Este grau de honestidade só é possível quando a capacidade de observação é aliada do pensamento crítico e reflexivo. Mais: quando a vida interior de uma adolescente brutalizada ainda não foi totalmente destruída pelo «lado pior da natureza humana, quando toda a gente duvida da verdade, da justiça e de Deus». Pergunto-me que esforço intolerável teremos ainda nós de fazer - adultos, mas sobretudo adolescentes e crianças - para resistir à distribuição diária de pequenas e grandes mentiras a que somos expostos. Mais do que um testemunho histórico, O Diário de Anne Frank, hoje integrado nas Metas Curriculares de Português (8º ano), é uma obra «que nunca acabou de dizer o que tem a dizer» (para recorrer à definição de Italo Calvino em Porquê Ler os Clássicos?), precisamente porque se construiu ancorada na verdade essencial de um indivíduo, uma rapariga morta aos 15 anos num campo de concentração.
Recentemente, numa visita que fiz à escola EB1 de São João de Brito, em Lisboa, uma professora desassombrada comentava: «Outro dia, o meu filho perguntou-me "mãe, o que é a esperança?", e eu não sabia o que lhe dizer... E agora acontece isto: queremos que eles leiam O Diário de Anne Frank, mas não lhes sabemos explicar o que é a esperança.»
Possa a vida prosseguir e prosperar, mas não em anexo.
O Diário de Anne Frank - versão definitiva
Tradução de Elsa T. S. Vieira
Livros do Brasil, 2015
6 comentários:
Ter esperança é acreditar que pode acontecer o que se deseja até mesmo enquanto em anexo.

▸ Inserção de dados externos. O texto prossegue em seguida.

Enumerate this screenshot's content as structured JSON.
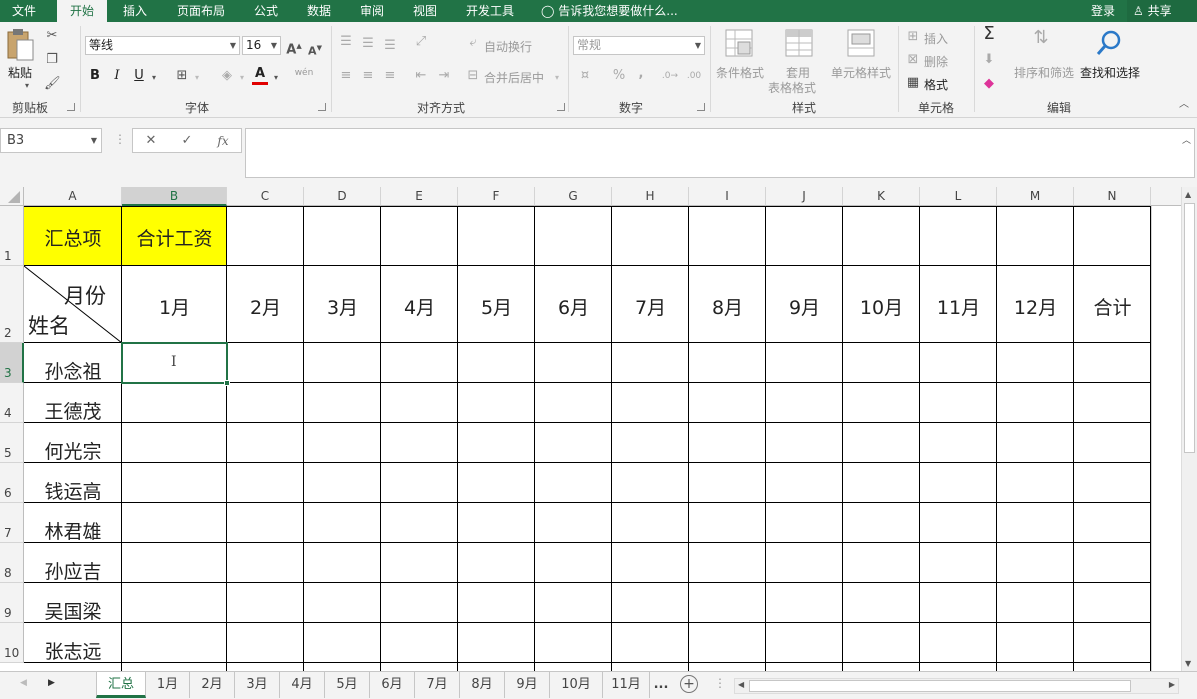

Esperança e ilusão andam de mãos dadas. A primeira morre quando a segunda, ou deixa de ser necessária por concretização. A esperança é um encorajamento tão grande quanto o é a coragem de a manter.

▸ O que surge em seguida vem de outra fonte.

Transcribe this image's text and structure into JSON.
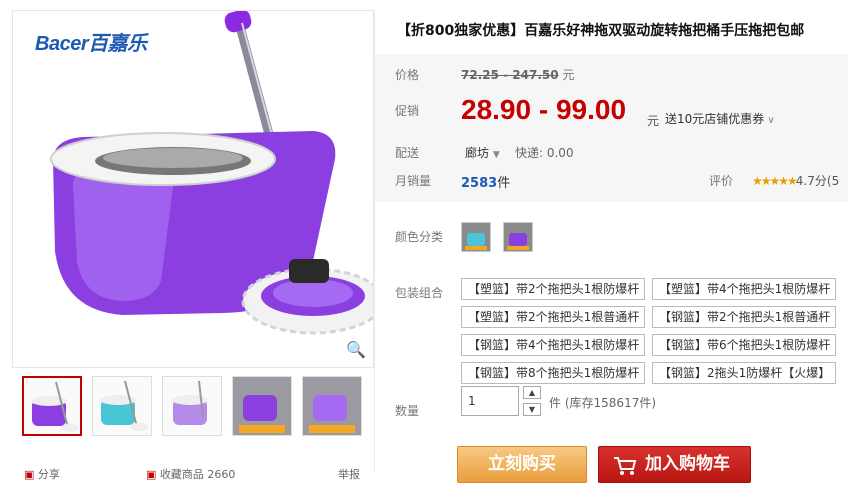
{
  "gallery": {
    "brand": "Bacer百嘉乐",
    "zoom_icon": "magnifier-icon",
    "thumbs": [
      "thumb-purple-mop",
      "thumb-teal-mop",
      "thumb-purple-mop-2",
      "thumb-promo-purple",
      "thumb-promo-purple-2"
    ],
    "bottom": {
      "share": "分享",
      "favorite": "收藏商品",
      "favorite_count": "2660",
      "report": "举报"
    }
  },
  "product": {
    "title": "【折800独家优惠】百嘉乐好神拖双驱动旋转拖把桶手压拖把包邮",
    "price_label": "价格",
    "price_range": "72.25 - 247.50",
    "currency_unit": "元",
    "promo_label": "促销",
    "promo_price": "28.90 - 99.00",
    "promo_unit": "元",
    "coupon": "送10元店铺优惠券",
    "ship_label": "配送",
    "ship_from": "廊坊",
    "express": "快递: 0.00",
    "sales_label": "月销量",
    "sales_count": "2583",
    "sales_unit": "件",
    "rating_label": "评价",
    "rating_stars": "★★★★★",
    "rating_value": "4.7分(5"
  },
  "options": {
    "color_label": "颜色分类",
    "package_label": "包装组合",
    "packages": [
      "【塑篮】带2个拖把头1根防爆杆",
      "【塑篮】带4个拖把头1根防爆杆",
      "【塑篮】带2个拖把头1根普通杆",
      "【钢篮】带2个拖把头1根普通杆",
      "【钢篮】带4个拖把头1根防爆杆",
      "【钢篮】带6个拖把头1根防爆杆",
      "【钢篮】带8个拖把头1根防爆杆",
      "【钢篮】2拖头1防爆杆【火爆】"
    ]
  },
  "purchase": {
    "qty_label": "数量",
    "qty_value": "1",
    "qty_unit": "件",
    "stock": "(库存158617件)",
    "buy_now": "立刻购买",
    "add_cart": "加入购物车"
  },
  "colors": {
    "accent_red": "#c40000",
    "link_blue": "#1e59b4",
    "buy_orange": "#f0b25c"
  }
}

Obrigada por tudo o que escreve :).
Agradeço muito o seu feed-back, Alexandra. Um abraço. :-)
Caro «Anónimo», parece-me que o teclado comeu algumas letras do seu segundo comentário («... a primeira morre quando a segunda acaba»?), mas percebi perfeitamente o que quis dizer. Obrigada.
O teclado é inocente :). A esperança morre perante a desilusão (morte da ilusão).